Characterizing and Enhancing Energy Efficiency in Manycore Processors for Data Center Applications

Abstract

Power and energy have become primary design constraints for modern processors. Power no longer scales with transistor channel length, causing power density to increase. Continued transistor scaling will require prohibitively expensive cooling technologies. This is particularly an issue in data centers, where the cost of power and cooling has a major impact on the total cost of ownership. Data centers have grown and expanded rapidly due to the advent of cloud computing and interactive web services. The unabated migration of compute to data centers means future data centers will continue to require more compute which can be cooled in a cost-effective way. As a result, architects have looked to manycore processors due to their performance on parallel workloads and energy efficiency benefits. As opposed to conventional multicore data center processors which utilize a few large out-of-order cores optimized for instruction level parallelism, manycores utilize many smaller cores optimized for throughput. The sea of smaller cores work in parallel on a problem, each working on a smaller portion of the overall problem. As a result, each core can run slower, and the same amount of work can be completed in the same amount of time using less energy.

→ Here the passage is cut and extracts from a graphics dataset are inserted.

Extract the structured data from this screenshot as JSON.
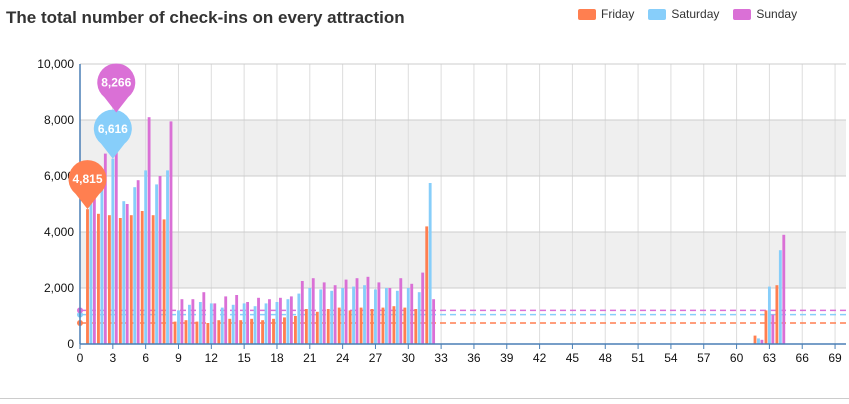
{
  "chart_data": {
    "type": "bar",
    "title": "The total number of check-ins on every attraction",
    "xlabel": "",
    "ylabel": "",
    "ylim": [
      0,
      10000
    ],
    "xlim": [
      0,
      70
    ],
    "grid": true,
    "legend": "top-right",
    "yticks": [
      "0",
      "2,000",
      "4,000",
      "6,000",
      "8,000",
      "10,000"
    ],
    "ytick_values": [
      0,
      2000,
      4000,
      6000,
      8000,
      10000
    ],
    "xticks": [
      "0",
      "3",
      "6",
      "9",
      "12",
      "15",
      "18",
      "21",
      "24",
      "27",
      "30",
      "33",
      "36",
      "39",
      "42",
      "45",
      "48",
      "51",
      "54",
      "57",
      "60",
      "63",
      "66",
      "69"
    ],
    "xtick_values": [
      0,
      3,
      6,
      9,
      12,
      15,
      18,
      21,
      24,
      27,
      30,
      33,
      36,
      39,
      42,
      45,
      48,
      51,
      54,
      57,
      60,
      63,
      66,
      69
    ],
    "series": [
      {
        "name": "Friday",
        "color": "#FF7F50",
        "points": [
          [
            1,
            4815
          ],
          [
            2,
            4650
          ],
          [
            3,
            4600
          ],
          [
            4,
            4500
          ],
          [
            5,
            4600
          ],
          [
            6,
            4750
          ],
          [
            7,
            4600
          ],
          [
            8,
            4450
          ],
          [
            9,
            800
          ],
          [
            10,
            850
          ],
          [
            11,
            800
          ],
          [
            12,
            750
          ],
          [
            13,
            850
          ],
          [
            14,
            900
          ],
          [
            15,
            850
          ],
          [
            16,
            900
          ],
          [
            17,
            850
          ],
          [
            18,
            900
          ],
          [
            19,
            950
          ],
          [
            20,
            1000
          ],
          [
            21,
            1250
          ],
          [
            22,
            1150
          ],
          [
            23,
            1250
          ],
          [
            24,
            1300
          ],
          [
            25,
            1200
          ],
          [
            26,
            1300
          ],
          [
            27,
            1250
          ],
          [
            28,
            1300
          ],
          [
            29,
            1350
          ],
          [
            30,
            1300
          ],
          [
            31,
            1250
          ],
          [
            32,
            4200
          ],
          [
            62,
            300
          ],
          [
            63,
            1200
          ],
          [
            64,
            2100
          ]
        ],
        "average": 750
      },
      {
        "name": "Saturday",
        "color": "#87CEFA",
        "points": [
          [
            1,
            5900
          ],
          [
            2,
            5900
          ],
          [
            3,
            6616
          ],
          [
            4,
            5100
          ],
          [
            5,
            5600
          ],
          [
            6,
            6200
          ],
          [
            7,
            5700
          ],
          [
            8,
            6200
          ],
          [
            9,
            1200
          ],
          [
            10,
            1400
          ],
          [
            11,
            1500
          ],
          [
            12,
            1450
          ],
          [
            13,
            1300
          ],
          [
            14,
            1400
          ],
          [
            15,
            1450
          ],
          [
            16,
            1350
          ],
          [
            17,
            1450
          ],
          [
            18,
            1500
          ],
          [
            19,
            1600
          ],
          [
            20,
            1800
          ],
          [
            21,
            2000
          ],
          [
            22,
            1950
          ],
          [
            23,
            1900
          ],
          [
            24,
            2000
          ],
          [
            25,
            2050
          ],
          [
            26,
            2100
          ],
          [
            27,
            1950
          ],
          [
            28,
            2000
          ],
          [
            29,
            1900
          ],
          [
            30,
            2000
          ],
          [
            31,
            1850
          ],
          [
            32,
            5750
          ],
          [
            62,
            200
          ],
          [
            63,
            2050
          ],
          [
            64,
            3350
          ]
        ],
        "average": 1050
      },
      {
        "name": "Sunday",
        "color": "#DA70D6",
        "points": [
          [
            1,
            6500
          ],
          [
            2,
            6800
          ],
          [
            3,
            8266
          ],
          [
            4,
            5000
          ],
          [
            5,
            5850
          ],
          [
            6,
            8100
          ],
          [
            7,
            6000
          ],
          [
            8,
            7950
          ],
          [
            9,
            1600
          ],
          [
            10,
            1600
          ],
          [
            11,
            1850
          ],
          [
            12,
            1450
          ],
          [
            13,
            1700
          ],
          [
            14,
            1750
          ],
          [
            15,
            1500
          ],
          [
            16,
            1650
          ],
          [
            17,
            1600
          ],
          [
            18,
            1650
          ],
          [
            19,
            1700
          ],
          [
            20,
            2250
          ],
          [
            21,
            2350
          ],
          [
            22,
            2200
          ],
          [
            23,
            2100
          ],
          [
            24,
            2300
          ],
          [
            25,
            2350
          ],
          [
            26,
            2400
          ],
          [
            27,
            2200
          ],
          [
            28,
            2000
          ],
          [
            29,
            2350
          ],
          [
            30,
            2150
          ],
          [
            31,
            2550
          ],
          [
            32,
            1600
          ],
          [
            62,
            150
          ],
          [
            63,
            1050
          ],
          [
            64,
            3900
          ]
        ],
        "average": 1200
      }
    ],
    "annotations": [
      {
        "series": "Friday",
        "label": "4,815",
        "x": 1,
        "value": 4815
      },
      {
        "series": "Saturday",
        "label": "6,616",
        "x": 3,
        "value": 6616
      },
      {
        "series": "Sunday",
        "label": "8,266",
        "x": 3,
        "value": 8266
      }
    ]
  }
}
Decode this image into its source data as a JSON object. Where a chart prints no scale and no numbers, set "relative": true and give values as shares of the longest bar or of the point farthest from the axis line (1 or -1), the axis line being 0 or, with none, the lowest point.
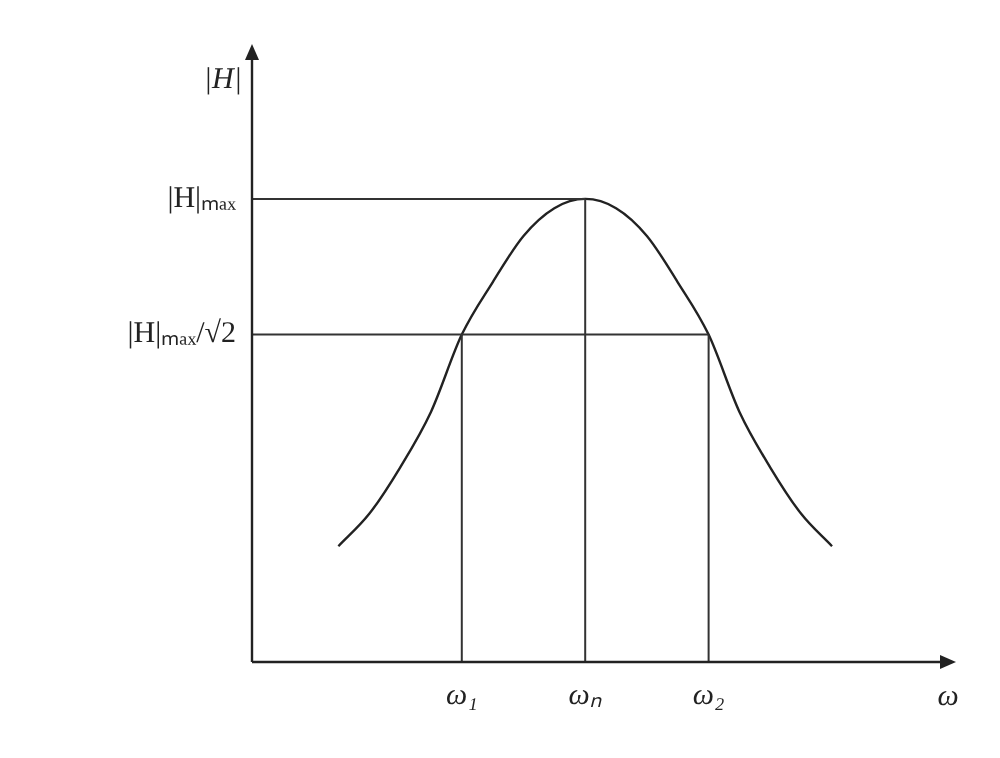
{
  "chart_data": {
    "type": "line",
    "xlabel": "ω",
    "ylabel": "|H|",
    "relative": true,
    "categories": [
      null,
      null,
      null,
      null,
      "ω₁",
      null,
      null,
      null,
      "ωₙ",
      null,
      null,
      null,
      "ω₂",
      null,
      null,
      null,
      null
    ],
    "series": [
      {
        "color": "#222222",
        "values": [
          0.25,
          0.32,
          0.42,
          0.54,
          0.707,
          0.82,
          0.92,
          0.98,
          1.0,
          0.98,
          0.92,
          0.82,
          0.707,
          0.54,
          0.42,
          0.32,
          0.25
        ]
      }
    ],
    "ref_lines": [
      {
        "axis": "x",
        "value": "ω₁"
      },
      {
        "axis": "x",
        "value": "ωₙ"
      },
      {
        "axis": "x",
        "value": "ω₂"
      },
      {
        "axis": "y",
        "value": 1,
        "label": "|H|ₘₐₓ"
      },
      {
        "axis": "y",
        "value": 0.707,
        "label": "|H|ₘₐₓ/√2"
      }
    ],
    "grid": false,
    "legend": false,
    "marker": "none",
    "line_style": "solid"
  }
}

The focus of this thesis is to understand the power and energy characteristics of manycore processors and improve their already superior energy efficiency. Execution Drafting (ExecD) is a microarchitectural mechanism that exploits commonality between identical or similar programs or threads in data centers to improve the energy efficiency of fine-grained multithreaded cores. When similar or identical threads are scheduled to the same core, a thread synchronization mechanism that attempts to synchronize the threads in time to the same instruction takes over the thread scheduling decision. Once synchronized, identical instructions from different threads are consecutively issued down the pipeline, leading to reduced activity factors on control signals and potentially data buses resulting in energy savings. Additionally, if the threads are synchronized and their code is identical, the fetch stage can be disabled for all but one of the threads, resulting in a single instruction, multiple thread-like execution with increased energy efficiency. ExecD is evaluated with a custom-built simulator and in hardware based on the implementation in the Princeton Piton processor. Piton is a manycore research processor designed at Princeton which implements a tile-based architecture with on-chip networks for communication. It utilizes multithreaded cores and a distributed cache-coherent memory system for throughput and implements ExecD for energy efficiency. Piton was taped-out on IBM's 32nm SOI process and is fully functional, booting full-stack Debian Linux. This thesis details a full power and energy characterization of Piton, exploring many aspects of the processor. All data collected and the full hardware platform are open-source, providing a research platform for manycore processors and contributing valuable data to the research community. The power and energy data enable accurate high-level power modeling and insight into future manycore power and energy research. This thesis provides understanding of manycore processors from a power and energy perspective and demonstrates a viable technique for improving the energy efficiency of manycore processors in hardware.